Sources of finance are not created equal. They have different characteristics, different priority areas, different investors, different target markets, different requirements for financing, different motives for financing, etc. It is important to know these and other variables about funding sources. However, surprisingly few entrepreneurs seeking finance for their business take the time to research the various sources of finance to discover their raison detre and their outlook along some of the dimensions just mentioned. Going blindly from one source of finance to another does not pay. The more knowledge one has about sources of finance, the better placed they will be to approach the right sources of finance and to precisely address the requirements for funding and that way raise their chances of securing funds considerably.

When searching for external sources of finance it is essential not only to evaluate each source of finance and their selection criteria and processes, but also to evaluate yourself in the context of an ideal profile of candidates for funding from each source. Contrary to the belief held by many, the availability of collateral is not the only criteria required of borrowers. Each source of finance has a scoring sheet that they use to evaluate applicants. Broadly speaking, the scoring sheets cover the following general headings commonly referred to as the 5Cs, albeit the terminology used and the emphasis placed on each element may differ from one institution to another:

  1. Previous borrowing record and personal integrity. It is very important for entrepreneurs to establish credibility with representatives of the institution so that they can act as champions for the application as it goes higher up the approval processes. Therefore, how one appears, how they present their business etc are essential. Trust is the foundation of all business relationships. A record of borrowing and paying back should be established. Full disclosure of all information including any previous default judgements and reasons for them, and why that is no longer expected to happen again, are all important. The character of the entrepreneur is the single most important vatiable that lenders use. Essentially the question is: can this applicant be trusted?

Evidence of capacity in cash flows & coverage ratio [Earnings/debt service]. Managerial capabilities and experience. Lenders want to be certain that the entrepreneurs that they are lending money to know what they are doing and therefore, will be able to pay back the money given to them. Where a track-record and experience in the industry cannot be established for the applicant and key members of their management team, then, the risk perception becomes too high to overcome. Nobody is keen to lend depositor or investor money for business experiments.

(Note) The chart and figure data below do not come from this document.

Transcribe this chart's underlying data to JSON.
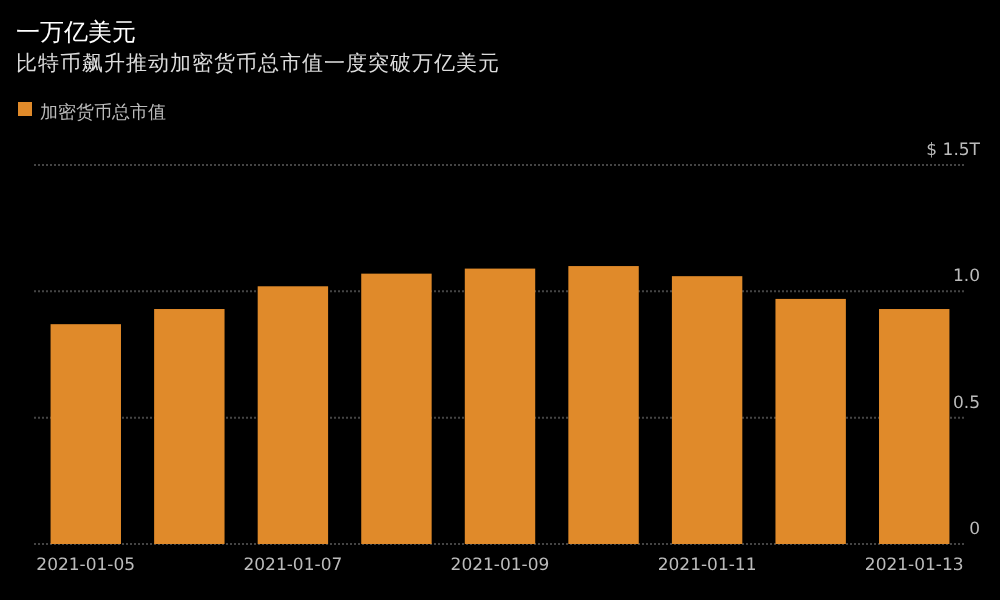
{
  "chart_data": {
    "type": "bar",
    "title": "一万亿美元",
    "subtitle": "比特币飙升推动加密货币总市值一度突破万亿美元",
    "categories": [
      "2021-01-05",
      null,
      "2021-01-07",
      null,
      "2021-01-09",
      null,
      "2021-01-11",
      null,
      "2021-01-13"
    ],
    "series": [
      {
        "name": "加密货币总市值",
        "color": "#e08a2a",
        "values": [
          0.87,
          0.93,
          1.02,
          1.07,
          1.09,
          1.1,
          1.06,
          0.97,
          0.93
        ]
      }
    ],
    "ylim": [
      0,
      1.5
    ],
    "yticks": [
      0,
      0.5,
      {
        "value": 1,
        "label": "1.0"
      },
      {
        "value": 1.5,
        "label": "$ 1.5T"
      }
    ],
    "grid": "y",
    "legend": "top left"
  }
}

How much long-term equity has been put in by the owners & is the debt/equity ratio in line with the industry average or that of similar businesses? It is not reasonable to expect third parties to put money into a business that you the owner have not put any money into or have put in less money than you are asking for. Third parties cannot be expected to bear a higher risk for the business than the entrepreneurs themselves.

How attractive is the market for the product in question? How differentiated is the product? What is the economy, industry, politics like, where are things going, what are the risks – what can go wrong and what happens if it does?

What form of security is available? Physical assets or financial assets such as shares, life-insurance policies and guarantors. Physical assets are generally preferred but financial assets can often be accepted in lieu of physical assets providing that the financial institution is open to such a proposal.

It is important to remember that default risk increases with increased borrowings from multiple sources. For that reason, it is important to narrow or consolidate your borrowing with a few sources of finance or preferably just one source. It also has the added benefit of creating stronger ties with the institution which makes future applications easier. At the same time, it should also be remembered that lenders can place restrictions [covenants] on applications for funding from other sources, or on the use of cash flows and on the use or disposal of property and equipment purchased with borrowed funds. The objective for lenders doing this, is to safeguard their funds or to increase the prospect of loan repayment.

Funds from government or donor sources are often attractive to entrepreneurs because they are either cheap or free of charge. That is, they either have a low interest charge or that they do not need to be repaid at all. However, it is important to realise that government or donor funds generally come with intensive reporting requirements that can take up a substantial amount of an entrepreneur’s time away from their core business. In fact, reporting requirements from these sources can be quite burdensome and distracting. Therefore, what may first appears as cheap or free funds, may be neither after all.